There are lots of uses that don’t depend on external data. The general “digital payments” use case, for example, just requires tokens to be transferred between two accounts on the blockchain itself. People then make use of that information externally however they like.
There are also ways to get external data onto the blockchain in a manner that is reliable enough for some particular purpose or another. A lot of game theory goes into that sort of application. Stabletokens have price oracles, there are prediction markets, “proof of personhood” protocols, etc.
The important things to consider are:
- Blockchains are not ideal for every single application, and that’s perfectly fine. Use the tool that’s best for the job.
- On the flipside, if you’re not familiar with a field then there are probably a lot of nuances and existing applications that you’ll be unaware of.

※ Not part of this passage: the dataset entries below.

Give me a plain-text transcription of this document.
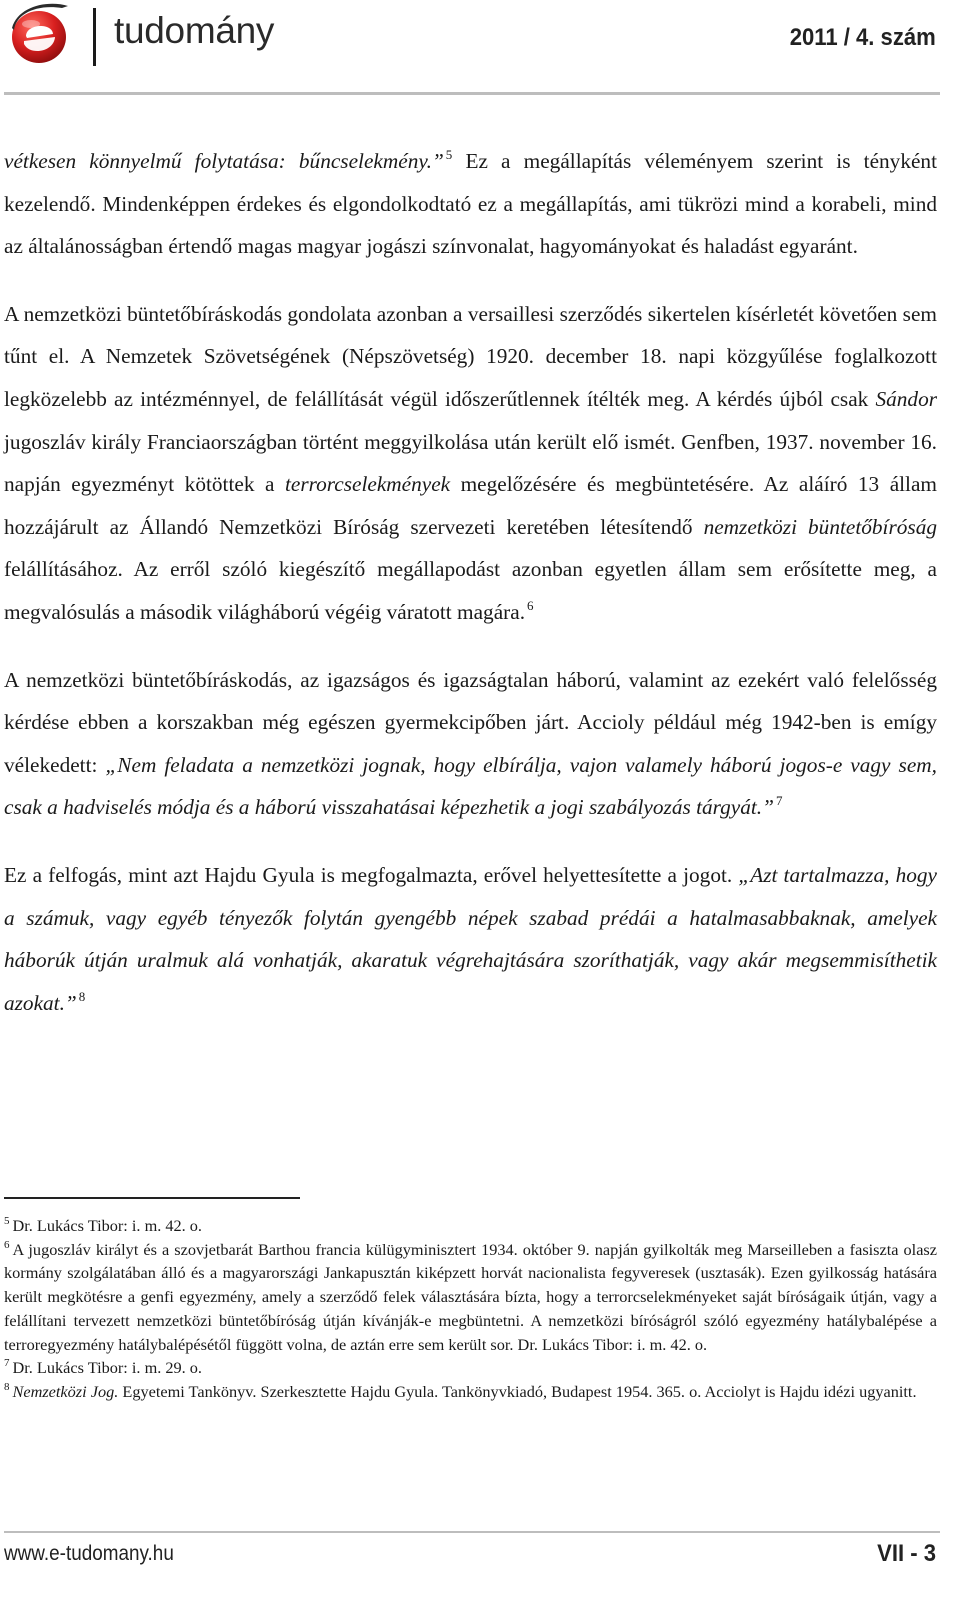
tudomány	2011 / 4. szám

vétkesen könnyelmű folytatása: bűncselekmény.” $^5$ Ez a megállapítás véleményem szerint is tényként kezelendő. Mindenképpen érdekes és elgondolkodtató ez a megállapítás, ami tükrözi mind a korabeli, mind az általánosságban értendő magas magyar jogászi színvonalat, hagyományokat és haladást egyaránt.

A nemzetközi büntetőbíráskodás gondolata azonban a versaillesi szerződés sikertelen kísérletét követően sem tűnt el. A Nemzetek Szövetségének (Népszövetség) 1920. december 18. napi közgyűlése foglalkozott legközelebb az intézménnyel, de felállítását végül időszerűtlennek ítélték meg. A kérdés újból csak Sándor jugoszláv király Franciaországban történt meggyilkolása után került elő ismét. Genfben, 1937. november 16. napján egyezményt kötöttek a terrorcselekmények megelőzésére és megbüntetésére. Az aláíró 13 állam hozzájárult az Állandó Nemzetközi Bíróság szervezeti keretében létesítendő nemzetközi büntetőbíróság felállításához. Az erről szóló kiegészítő megállapodást azonban egyetlen állam sem erősítette meg, a megvalósulás a második világháború végéig váratott magára. $^6$

A nemzetközi büntetőbíráskodás, az igazságos és igazságtalan háború, valamint az ezekért való felelősség kérdése ebben a korszakban még egészen gyermekcipőben járt. Accioly például még 1942-ben is emígy vélekedett: „Nem feladata a nemzetközi jognak, hogy elbírálja, vajon valamely háború jogos-e vagy sem, csak a hadviselés módja és a háború visszahatásai képezhetik a jogi szabályozás tárgyát.” $^7$

Ez a felfogás, mint azt Hajdu Gyula is megfogalmazta, erővel helyettesítette a jogot. „Azt tartalmazza, hogy a számuk, vagy egyéb tényezők folytán gyengébb népek szabad prédái a hatalmasabbaknak, amelyek háborúk útján uralmuk alá vonhatják, akaratuk végrehajtására szoríthatják, vagy akár megsemmisíthetik azokat.” $^8$

$^5$ Dr. Lukács Tibor: i. m. 42. o.

$^6$ A jugoszláv királyt és a szovjetbarát Barthou francia külügyminisztert 1934. október 9. napján gyilkolták meg Marseilleben a fasiszta olasz kormány szolgálatában álló és a magyarországi Jankapusztán kiképzett horvát nacionalista fegyveresek (usztasák). Ezen gyilkosság hatására került megkötésre a genfi egyezmény, amely a szerződő felek választására bízta, hogy a terrorcselekményeket saját bíróságaik útján, vagy a felállítani tervezett nemzetközi büntetőbíróság útján kívánják-e megbüntetni. A nemzetközi bíróságról szóló egyezmény hatálybalépése a terroregyezmény hatálybalépésétől függött volna, de aztán erre sem került sor. Dr. Lukács Tibor: i. m. 42. o.

$^7$ Dr. Lukács Tibor: i. m. 29. o.

$^8$ Nemzetközi Jog. Egyetemi Tankönyv. Szerkesztette Hajdu Gyula. Tankönyvkiadó, Budapest 1954. 365. o. Acciolyt is Hajdu idézi ugyanitt.

www.e-tudomany.hu	VII - 3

So don’t be too quick to dismiss it either.
This applies to pretty much every field of technology.
I have little to say about this because it’s basically nonsense.
These two statements are completely incompatible with each other, for example. Also, the top 100 accounts only holding 35% of the network is remarkably good. And Lido is not controlled by a single individual or organization. And holding 51% of the stake means nothing on Ethereum, it works differently from Bitcoin. And the Gini coefficient is something that applies to national economies, not to blockchains. And I could go on, but this is just nonsense and you clearly have no idea what you’re talking about.